Bezahlstandards verändern sich – Stichtag 01. September 2019

Ab September 2019 endet die Übergangsfrist für die zweite EU-Zahlungsdiensterichtlinie (PSD2) in Kraft und bringt Änderungen im Online-Banking mit sich. Bis dahin müssen Geldinstitute dritten Zahlungsdienstleistern Zugriff auf die Online-Konten ihrer Kunden gewähren – vorausgesetzt, die Kunden stimmen dem zu.

Die starke Authentifizierung

Die neuen technischen Regulierungsstandards der Europäischen Bankenaufsicht sehen eine erhöhte Sicherheit bei Online-Transaktionen und für Kundenkontenzugänge vor. Um diese zu gewährleisten, müssen alle Zahlungsvorgänge über eine Zwei-Faktor-Authentifizierung abgesichert sein. Bei der starken Kundenauthentifizierung (SCA) muss der Kartenherausgeber für die Benutzung der Kreditkarte gewährleisten, dass zwei von drei Merkmalen abgefragt werden:

  • Etwas aus dem Besitz des Karteninhabers wie Smartphone oder Smartcard
  • Abfrage von PIN oder Geheimfrage
  • Ein physisches eindeutiges Merkmal wie Fingerabdruck, Stimm- oder Gesichtserkennung per Smartphone muss die Identität nachweisen.

Über diesen Check können Händler schnell und zuverlässig überprüfen, ob der Käufer auch tatsächlich Inhaber der Kreditkarte ist. Für die Verkäufer ergeben sich aus dem bereits seit 2016 verfügbaren Verfahren 3-D Secure 2.0 gleich mehrere Vorteile: Betrugsversuche werden minimiert, durch höhere Autorisierungsraten reduzieren sich fälschlich abgelehnte Zahlungen. Gleichzeitig verschiebt sich die Betrugshaftung auf die Seite der Kartenherausgeber.
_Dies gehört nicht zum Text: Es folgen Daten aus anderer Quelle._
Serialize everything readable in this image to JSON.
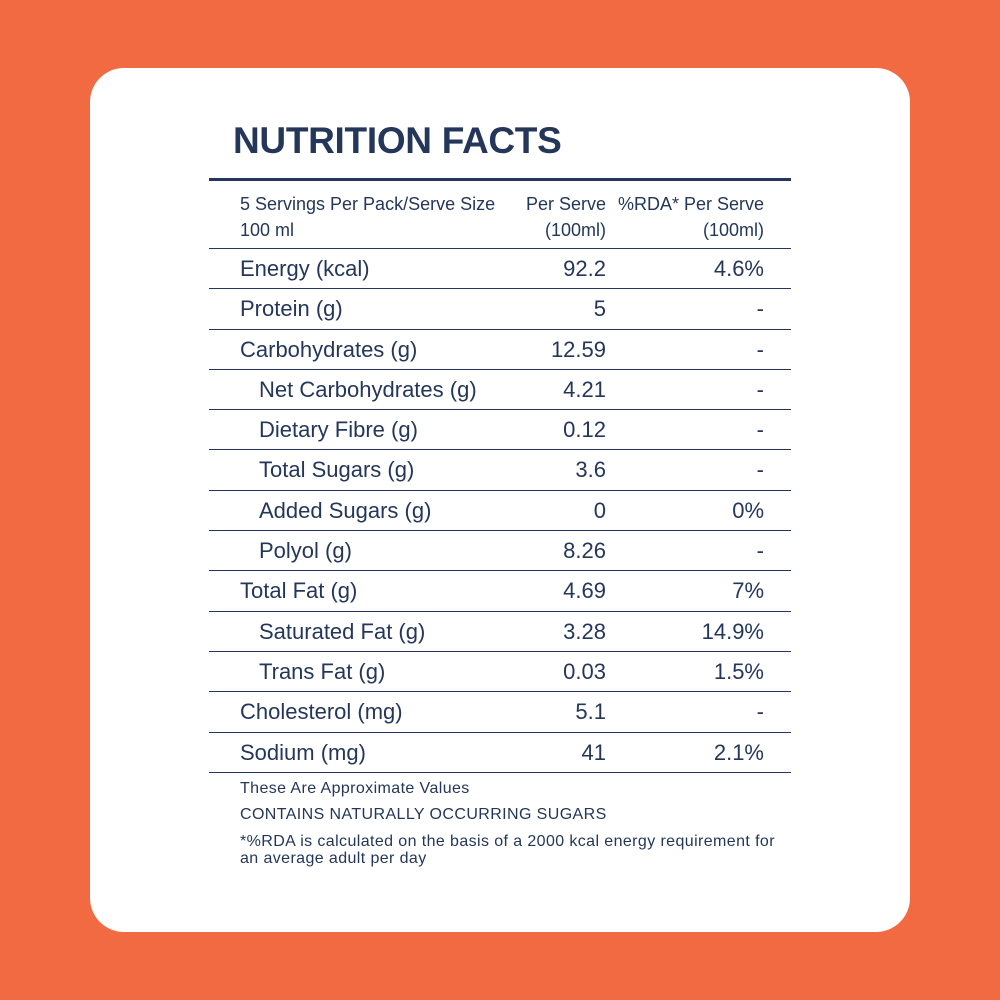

Online-Händler sollten sich vorbereiten

Damit die Richtlinie und die starke Authentifizierung rechtzeitig zum September 2019 umgesetzt werden können, sollten sich Händler rechtzeitig vorbereiten und beim Payment Service Provider auf ein Upgrade auf 3-D Secure 2.0 anfordern. Dieses kann per Plug-In in der Regel einfach in den Online-Shop integriert werden. So kann bis zum Ende der Übergangsphase ausgiebig getestet werden, denn anschließend müssen Zahlungen ohne die Absicherung von den Kartenherausgebern konsequent abgelehnt werden.

Und nicht nur die Händler müssen sich vorbereiten. Auch die Kunden sollten rechtzeitig und umfassend informiert werden. Dies verhindert spätere Kaufabbrüche durch ungültige Kartenzahlungen.

Das Risiko ist entscheidend

Keine Regel ohne Ausnahme. Für Transaktionen unter 30 Euro kommt die starke Kundenauthentifizierung nicht zum Einsatz. Die Banken überwachen allerdings die Tagessumme. Überschreiten die getätigten Transaktionen pro Tag einen Wert von 100 Euro muss die Authentifizierung nach den neuen Regelungen erfolgen. Weiterhin haben Kunden die Möglichkeit, eine Whitelist an den Kartenherausgeber übermitteln und die gelisteten Händler vom SCA ausnehmen.